Tendrá el Benfica que buscar la remontada en el Bernabéu, sin Mourinho en el banquillo tras ser expulsado, después de la victoria del Real Madrid en Da Luz, en un partido marcado por los supuestos insultos racistas de Prestianni a Vinícius. No quiero mojarse el técnico portugués.que acusó al brasileño de “meterse con 60.000 personas” al celebrar el gol del triunfo y señalado al árbitro: “Tenía un papel que decía que Tchouaméni, Carreras y Huijsen no podían ver la amarilla”.
“¿Arrepentido de qué? Yo he hablado con los dos, Vinícius me dice una cosa y Prestianni me dice otra. Yo no quiero ser rojo y no quiero decir que al 100% creo solo a Prestianni, pero no puedo ser blanco y decir que lo que Vinícius me ha dicho es la verdad. No puedo, no lo sé”, expresó, en declaraciones a Movistar+, tras la conclusión del partido.
Respecto al choque, el luso reconoció que, con el gol, “se acabó el partido” para Las Águilas. “La única cosa que sé es que hasta el gol es un gran partido, con un Benfica que ha entrado muy bien y con un Madrid fortísimo que después ha cambiado el partido a partir del minuto 30-35. Vinícius marca un gol que solo Vinícius o Mbappé pueden marcar”, indicó.

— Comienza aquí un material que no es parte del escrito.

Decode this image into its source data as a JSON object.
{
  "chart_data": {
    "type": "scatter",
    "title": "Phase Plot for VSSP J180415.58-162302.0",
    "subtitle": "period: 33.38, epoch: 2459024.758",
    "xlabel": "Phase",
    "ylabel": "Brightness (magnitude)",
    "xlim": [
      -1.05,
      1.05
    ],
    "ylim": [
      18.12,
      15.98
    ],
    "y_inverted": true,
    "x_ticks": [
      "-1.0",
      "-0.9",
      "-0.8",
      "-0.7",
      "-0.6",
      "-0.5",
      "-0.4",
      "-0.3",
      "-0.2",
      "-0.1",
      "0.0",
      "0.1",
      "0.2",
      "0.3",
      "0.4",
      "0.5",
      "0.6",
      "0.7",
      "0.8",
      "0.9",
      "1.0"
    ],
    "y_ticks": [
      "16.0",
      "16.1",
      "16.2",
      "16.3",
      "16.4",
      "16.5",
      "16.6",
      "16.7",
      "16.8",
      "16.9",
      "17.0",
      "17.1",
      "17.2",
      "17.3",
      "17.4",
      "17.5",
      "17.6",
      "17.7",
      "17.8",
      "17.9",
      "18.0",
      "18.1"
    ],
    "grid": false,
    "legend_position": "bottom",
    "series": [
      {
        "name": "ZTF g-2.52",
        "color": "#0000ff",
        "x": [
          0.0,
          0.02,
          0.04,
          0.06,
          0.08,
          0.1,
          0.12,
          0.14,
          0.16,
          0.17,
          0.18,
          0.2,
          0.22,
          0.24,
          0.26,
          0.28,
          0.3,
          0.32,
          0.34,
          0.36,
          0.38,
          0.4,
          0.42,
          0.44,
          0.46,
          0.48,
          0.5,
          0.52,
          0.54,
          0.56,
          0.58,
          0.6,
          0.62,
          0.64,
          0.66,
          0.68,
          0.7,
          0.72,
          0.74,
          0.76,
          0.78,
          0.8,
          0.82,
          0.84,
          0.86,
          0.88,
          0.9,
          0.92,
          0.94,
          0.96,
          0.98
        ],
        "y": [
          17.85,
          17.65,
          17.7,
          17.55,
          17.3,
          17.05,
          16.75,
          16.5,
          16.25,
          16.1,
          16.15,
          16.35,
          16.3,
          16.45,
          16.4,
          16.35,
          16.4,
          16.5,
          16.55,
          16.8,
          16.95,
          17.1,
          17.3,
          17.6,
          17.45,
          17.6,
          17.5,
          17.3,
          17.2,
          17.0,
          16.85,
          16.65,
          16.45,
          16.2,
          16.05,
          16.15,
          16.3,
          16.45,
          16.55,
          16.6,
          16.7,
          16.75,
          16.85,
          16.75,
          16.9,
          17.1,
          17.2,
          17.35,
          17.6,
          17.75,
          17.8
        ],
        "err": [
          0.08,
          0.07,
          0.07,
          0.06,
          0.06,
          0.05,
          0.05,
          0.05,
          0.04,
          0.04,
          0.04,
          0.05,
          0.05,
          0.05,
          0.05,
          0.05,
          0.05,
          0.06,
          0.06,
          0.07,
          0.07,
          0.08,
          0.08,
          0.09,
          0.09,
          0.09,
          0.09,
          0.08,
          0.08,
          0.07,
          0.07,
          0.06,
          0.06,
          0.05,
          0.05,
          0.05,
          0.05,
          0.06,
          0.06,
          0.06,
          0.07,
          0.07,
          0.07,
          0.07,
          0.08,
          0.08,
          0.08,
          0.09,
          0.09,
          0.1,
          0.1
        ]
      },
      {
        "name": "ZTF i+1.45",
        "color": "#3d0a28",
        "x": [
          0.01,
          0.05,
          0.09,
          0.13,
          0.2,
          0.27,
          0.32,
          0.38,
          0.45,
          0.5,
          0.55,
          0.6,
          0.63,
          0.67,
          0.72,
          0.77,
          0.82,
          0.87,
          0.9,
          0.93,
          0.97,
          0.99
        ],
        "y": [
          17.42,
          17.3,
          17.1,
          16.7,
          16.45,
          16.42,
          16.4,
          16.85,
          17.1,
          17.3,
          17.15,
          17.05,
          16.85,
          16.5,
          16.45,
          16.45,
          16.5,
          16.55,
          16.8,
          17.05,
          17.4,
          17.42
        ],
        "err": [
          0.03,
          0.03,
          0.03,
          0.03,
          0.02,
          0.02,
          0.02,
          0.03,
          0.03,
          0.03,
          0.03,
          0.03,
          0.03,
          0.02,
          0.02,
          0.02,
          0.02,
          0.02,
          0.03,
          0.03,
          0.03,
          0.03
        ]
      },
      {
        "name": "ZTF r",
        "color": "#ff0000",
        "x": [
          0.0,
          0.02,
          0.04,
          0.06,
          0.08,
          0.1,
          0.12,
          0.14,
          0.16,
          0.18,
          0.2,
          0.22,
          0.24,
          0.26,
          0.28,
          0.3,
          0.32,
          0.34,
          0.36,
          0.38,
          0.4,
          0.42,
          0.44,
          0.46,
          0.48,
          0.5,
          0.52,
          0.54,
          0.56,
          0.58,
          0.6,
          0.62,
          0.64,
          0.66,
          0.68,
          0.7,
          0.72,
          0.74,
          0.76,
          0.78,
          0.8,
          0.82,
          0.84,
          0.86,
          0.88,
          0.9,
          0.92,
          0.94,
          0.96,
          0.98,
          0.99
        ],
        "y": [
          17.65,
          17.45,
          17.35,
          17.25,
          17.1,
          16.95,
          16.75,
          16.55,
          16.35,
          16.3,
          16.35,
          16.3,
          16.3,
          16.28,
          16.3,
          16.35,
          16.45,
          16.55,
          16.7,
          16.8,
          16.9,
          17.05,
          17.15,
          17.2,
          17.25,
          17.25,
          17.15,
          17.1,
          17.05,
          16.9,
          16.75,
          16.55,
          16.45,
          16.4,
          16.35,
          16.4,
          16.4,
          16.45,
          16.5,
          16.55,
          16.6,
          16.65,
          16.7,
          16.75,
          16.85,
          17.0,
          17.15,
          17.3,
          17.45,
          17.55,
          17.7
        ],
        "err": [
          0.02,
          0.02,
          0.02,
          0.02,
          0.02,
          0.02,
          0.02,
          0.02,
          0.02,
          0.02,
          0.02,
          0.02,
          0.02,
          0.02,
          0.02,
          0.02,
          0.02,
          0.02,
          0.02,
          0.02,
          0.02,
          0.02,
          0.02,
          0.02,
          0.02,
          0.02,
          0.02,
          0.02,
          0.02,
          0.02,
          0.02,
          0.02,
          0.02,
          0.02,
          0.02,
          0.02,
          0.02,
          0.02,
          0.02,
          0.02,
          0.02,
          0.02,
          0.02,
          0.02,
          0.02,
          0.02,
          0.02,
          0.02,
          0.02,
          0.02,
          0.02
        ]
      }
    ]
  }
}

Y demostró una provocación el festejo de Vinícius: “Después tiene que ir a los hombros de sus compañeros y no meterse con 60.000 personas en este estadio”, dijo. “¿En cuántos estadios ha pasado esto? Es un jugador de otro mundo, me encanta, pero marcas un gol como este… Sale a los hombros de sus compañeros. Ahí se acabó el partido”.
Mourinho también estaba claro sobre la actuación del árbitroque, a su juicio, no quiso amonestar a varios jugadores madridistas que estaban apercibidos de cara a la vuelta.
“Me expulsan porque dije una cosa muy obvia. El árbitro tenía un papel que decía que Tchouaméni, Carreras y Huijsen no pueden ver la amarilla.. No ha querido dársela a Carreras y no ha querido dársela a Tchouaméni”, aseguró. “Yo solo le he dicho esto al árbitro porque tengo 1.400 partidos con el culito en el banquillo. Él sabía perfectamente a quién se la podía dar ya quién no se la podía dar. Al final, se la da a uno que la podía ver. Sabemos cómo funciona la cosa”
Aun así, el luso reconoció que “el Madrid ha merecido la victoria, ha sido más fuerte”, y valoró no poder sentarse en el banquillo del Bernabéu, a donde regresará 13 años después: “No me sentaré en el banquillo, no puedo ir al vestuario, no me puedo comunicar con el equipo. Es difícil para mí. Pero ahí están mis compañeros, mis asistentes, que harán su trabajo”.